5. TECHNICAL SNAPSHOT
- Current Price: ~$115.79 (Intraday low of $114.92 on Feb 23)
- Support Levels: Critical support sits at $110.63 (the 52-week low). A break below this level would put the stock in "no man's land" technically, potentially targeting psychological support at $100.
- Resistance: Immediate resistance at $123-125 (previous support turned resistance).
- Volume: Selling occurred on elevated volume, confirming strong institutional distribution and panic selling.
- Pattern: The stock is in a steep downtrend, trading well below its 50-day and 200-day moving averages. The chart depicts a "falling knife" scenario.
6. RISK FACTORS
- Liquidity Contagion: If more private credit funds (including Ares') gate redemptions, panic will intensify.
- Credit Quality Deterioration: Any uptick in non-accruals (defaults) in Ares’ Q1 2026 earnings would validate the "AI disruption" fears.
- Regulatory Scrutiny: The troubles in the sector could invite SEC or FSOC intervention, leading to tighter capital requirements.
- Insider Selling: Recent Form 4 filings show insiders (e.g., General Counsel) selling shares in February, which does not inspire confidence during a drawdown.
7. ACTIONABLE OUTLOOK
- Short-Term (1-2 Weeks): Avoid / High Volatility.
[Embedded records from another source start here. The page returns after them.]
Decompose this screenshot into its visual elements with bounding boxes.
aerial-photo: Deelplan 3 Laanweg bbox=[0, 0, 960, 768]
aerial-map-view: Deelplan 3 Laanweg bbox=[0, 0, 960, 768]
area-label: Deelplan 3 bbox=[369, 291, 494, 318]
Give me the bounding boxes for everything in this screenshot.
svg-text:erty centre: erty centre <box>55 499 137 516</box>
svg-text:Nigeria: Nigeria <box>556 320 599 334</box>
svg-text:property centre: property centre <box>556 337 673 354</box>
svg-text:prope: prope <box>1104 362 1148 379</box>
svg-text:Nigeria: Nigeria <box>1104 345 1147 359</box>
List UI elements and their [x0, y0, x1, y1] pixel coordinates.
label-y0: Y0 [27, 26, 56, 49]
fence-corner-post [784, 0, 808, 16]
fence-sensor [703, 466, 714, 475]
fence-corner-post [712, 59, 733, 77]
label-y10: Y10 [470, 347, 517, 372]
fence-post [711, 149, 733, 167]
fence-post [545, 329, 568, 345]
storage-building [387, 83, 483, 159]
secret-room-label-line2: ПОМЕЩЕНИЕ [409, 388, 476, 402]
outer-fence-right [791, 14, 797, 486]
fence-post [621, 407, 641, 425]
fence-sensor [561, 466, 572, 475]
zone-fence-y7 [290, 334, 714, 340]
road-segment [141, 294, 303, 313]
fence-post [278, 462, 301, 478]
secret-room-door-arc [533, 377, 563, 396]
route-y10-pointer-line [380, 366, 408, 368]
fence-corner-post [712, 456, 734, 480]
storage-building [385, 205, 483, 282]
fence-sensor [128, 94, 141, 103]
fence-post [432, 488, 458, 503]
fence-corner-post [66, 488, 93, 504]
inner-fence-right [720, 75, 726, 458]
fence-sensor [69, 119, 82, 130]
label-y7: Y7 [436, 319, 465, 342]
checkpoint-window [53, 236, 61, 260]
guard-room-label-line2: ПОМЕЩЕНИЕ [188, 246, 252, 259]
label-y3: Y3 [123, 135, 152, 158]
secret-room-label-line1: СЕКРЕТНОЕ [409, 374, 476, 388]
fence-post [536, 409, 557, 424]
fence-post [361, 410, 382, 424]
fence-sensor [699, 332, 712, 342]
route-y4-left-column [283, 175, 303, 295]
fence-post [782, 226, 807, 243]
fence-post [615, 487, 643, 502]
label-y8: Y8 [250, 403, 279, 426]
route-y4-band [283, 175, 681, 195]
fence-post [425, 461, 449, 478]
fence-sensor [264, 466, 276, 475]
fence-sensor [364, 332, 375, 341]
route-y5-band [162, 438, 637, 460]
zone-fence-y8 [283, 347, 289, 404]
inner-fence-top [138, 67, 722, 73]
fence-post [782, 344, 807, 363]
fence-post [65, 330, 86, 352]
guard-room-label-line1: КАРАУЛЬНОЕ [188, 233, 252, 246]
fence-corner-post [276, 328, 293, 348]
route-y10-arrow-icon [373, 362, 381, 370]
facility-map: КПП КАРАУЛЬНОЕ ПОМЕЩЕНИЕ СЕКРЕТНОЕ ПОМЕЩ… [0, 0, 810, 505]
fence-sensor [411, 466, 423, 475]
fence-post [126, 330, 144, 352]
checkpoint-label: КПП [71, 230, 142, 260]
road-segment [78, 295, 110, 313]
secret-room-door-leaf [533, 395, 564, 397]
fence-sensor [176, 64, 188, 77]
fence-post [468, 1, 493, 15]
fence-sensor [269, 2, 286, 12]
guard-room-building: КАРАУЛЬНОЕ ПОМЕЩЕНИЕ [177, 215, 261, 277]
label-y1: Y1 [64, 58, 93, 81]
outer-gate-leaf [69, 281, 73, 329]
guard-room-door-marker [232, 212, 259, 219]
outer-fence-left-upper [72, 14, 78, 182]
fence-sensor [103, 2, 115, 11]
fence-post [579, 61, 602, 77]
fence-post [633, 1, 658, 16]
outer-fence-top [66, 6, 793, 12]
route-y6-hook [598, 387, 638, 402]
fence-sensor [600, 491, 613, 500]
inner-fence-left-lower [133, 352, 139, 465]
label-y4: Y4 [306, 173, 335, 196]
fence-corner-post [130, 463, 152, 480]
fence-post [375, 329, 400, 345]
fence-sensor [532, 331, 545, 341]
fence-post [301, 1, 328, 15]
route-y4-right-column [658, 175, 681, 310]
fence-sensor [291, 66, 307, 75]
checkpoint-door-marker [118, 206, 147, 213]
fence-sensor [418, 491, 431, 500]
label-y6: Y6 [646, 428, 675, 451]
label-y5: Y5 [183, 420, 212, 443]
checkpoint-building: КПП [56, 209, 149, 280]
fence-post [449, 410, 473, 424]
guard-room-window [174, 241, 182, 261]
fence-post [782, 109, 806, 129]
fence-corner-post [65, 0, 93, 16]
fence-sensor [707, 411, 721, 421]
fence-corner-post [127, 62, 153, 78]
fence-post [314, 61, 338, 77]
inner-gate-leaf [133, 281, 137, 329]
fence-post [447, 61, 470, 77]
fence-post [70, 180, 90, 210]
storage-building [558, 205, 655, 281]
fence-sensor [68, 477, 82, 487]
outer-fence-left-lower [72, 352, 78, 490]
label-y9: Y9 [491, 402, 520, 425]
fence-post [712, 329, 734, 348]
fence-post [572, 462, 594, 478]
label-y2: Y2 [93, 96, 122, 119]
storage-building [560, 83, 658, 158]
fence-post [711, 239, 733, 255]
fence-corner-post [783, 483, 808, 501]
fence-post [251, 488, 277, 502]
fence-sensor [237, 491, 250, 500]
Expect continued choppiness. The stock may test the $110 support level. Do not try to "catch the falling knife" until the Blue Owl news cycle stabilizes.
- Medium-Term (1-3 Months): Watch for Stabilization. Monitor monthly fund flows and any intra-quarter updates from management. If Ares confirms their liquidity remains robust and redemptions are normal, a relief rally back to $130-$140 is likely.
- Long-Term Thesis: Intact but Repriced. Ares remains a best-in-class operator. If the "private credit bubble" fears prove exaggerated, the current valuation (~$115) represents a compelling entry point for patient capital, but the "easy money" era for the sector is likely over.